Research Ethics Roundup: Chimpanzee living space, bans on genetic testing, and more!

Did you catch the blood moon and the first lunar eclipse of the year? We hope so, but now it’s time to turn your gaze from the sky to the screen and catch up on what’s been going on in the field of research ethics!

In Landmark Vote, EU Passes New Clinical Trial Regulation, Including Data Transparency Measures: On April 2, 2014, the European Parliament passed new rules that require pharmaceutical companies to make public the results of clinical trials. The vote repeals Directive 2001/20/EC, the clinical trials directive (CTD), and replaces it with an amended rule. The new rule contains hundreds of changes from the original CTD, the most significant of which are the clinical data transparency measures that require companies to publish a detailed summary of findings in a publicly accessible database as well as release all study data at the time of a drug’s approval.
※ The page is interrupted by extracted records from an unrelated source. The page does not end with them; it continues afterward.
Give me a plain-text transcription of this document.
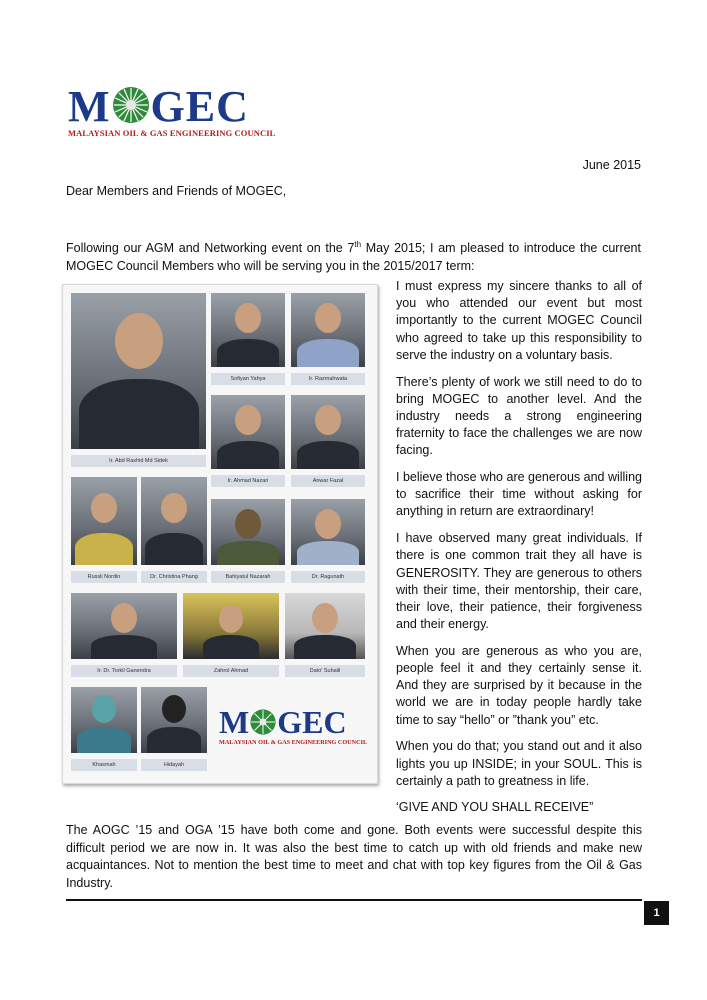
M GEC
MALAYSIAN OIL & GAS ENGINEERING COUNCIL
June 2015
Dear Members and Friends of MOGEC,
Following our AGM and Networking event on the 7th May 2015; I am pleased to introduce the current MOGEC Council Members who will be serving you in the 2015/2017 term:
Ir. Abd Rashid Md Sidek
Sofiyan Yahya	Ir. Razmahwata
Ir. Ahmad Nazari	Anwar Fazal
Russli Nordin	Dr. Christina Phang	Bahiyatul Nazarah	Dr. Ragunath
Ir. Dr. Torkil Ganendra	Zahrol Ahmad	Dato' Suhaili
Khasmah	Hidayah
M GEC
MALAYSIAN OIL & GAS ENGINEERING COUNCIL

I must express my sincere thanks to all of you who attended our event but most importantly to the current MOGEC Council who agreed to take up this responsibility to serve the industry on a voluntary basis.

There’s plenty of work we still need to do to bring MOGEC to another level. And the industry needs a strong engineering fraternity to face the challenges we are now facing.

I believe those who are generous and willing to sacrifice their time without asking for anything in return are extraordinary!

I have observed many great individuals. If there is one common trait they all have is GENEROSITY. They are generous to others with their time, their mentorship, their care, their love, their patience, their forgiveness and their energy.

When you are generous as who you are, people feel it and they certainly sense it. And they are surprised by it because in the world we are in today people hardly take time to say “hello” or ”thank you” etc.

When you do that; you stand out and it also lights you up INSIDE; in your SOUL. This is certainly a path to greatness in life.

‘GIVE AND YOU SHALL RECEIVE”

The AOGC ’15 and OGA ’15 have both come and gone. Both events were successful despite this difficult period we are now in. It was also the best time to catch up with old friends and make new acquaintances. Not to mention the best time to meet and chat with top key figures from the Oil & Gas Industry.
1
Crowdsourcing Medical Decisions: Ethicists Worry Josh Hardy Case May Set Bad Precedent: Social media supporters of Josh Hardy, a dying seven-year old, pressured a biotech company into giving him an experimental medication to treat an infection he contracted after a bone marrow transplant, although similar requests were turned down by the company. This situation highlights the ethical dilemmas that doctors, companies, and regulators face in the era of online social networking.

How Mouse Studies Lead Medical Research Down Dead Ends: Drugs based on poorly constructed studies are making it fairly far along the pathway toward approval before being proven ineffective or unsafe. Journalist Richard Harris examines how this happens and considers improvements in the drug development process in this piece for NPR.

NIH Puts Squeeze on Chimpanzee Living Space: To confirm a 2011 recommendation from an advisory committee, which critics cited as costly and difficult to implement, NIH solicited input from experts on animal care and commissioned a literature review in order to determine the minimum space density for captive chimpanzees. The agency concluded that the minimum living space for captive research chimpanzees is 250 square feet per animal, one-fourth of the area recommended by the advisory committee.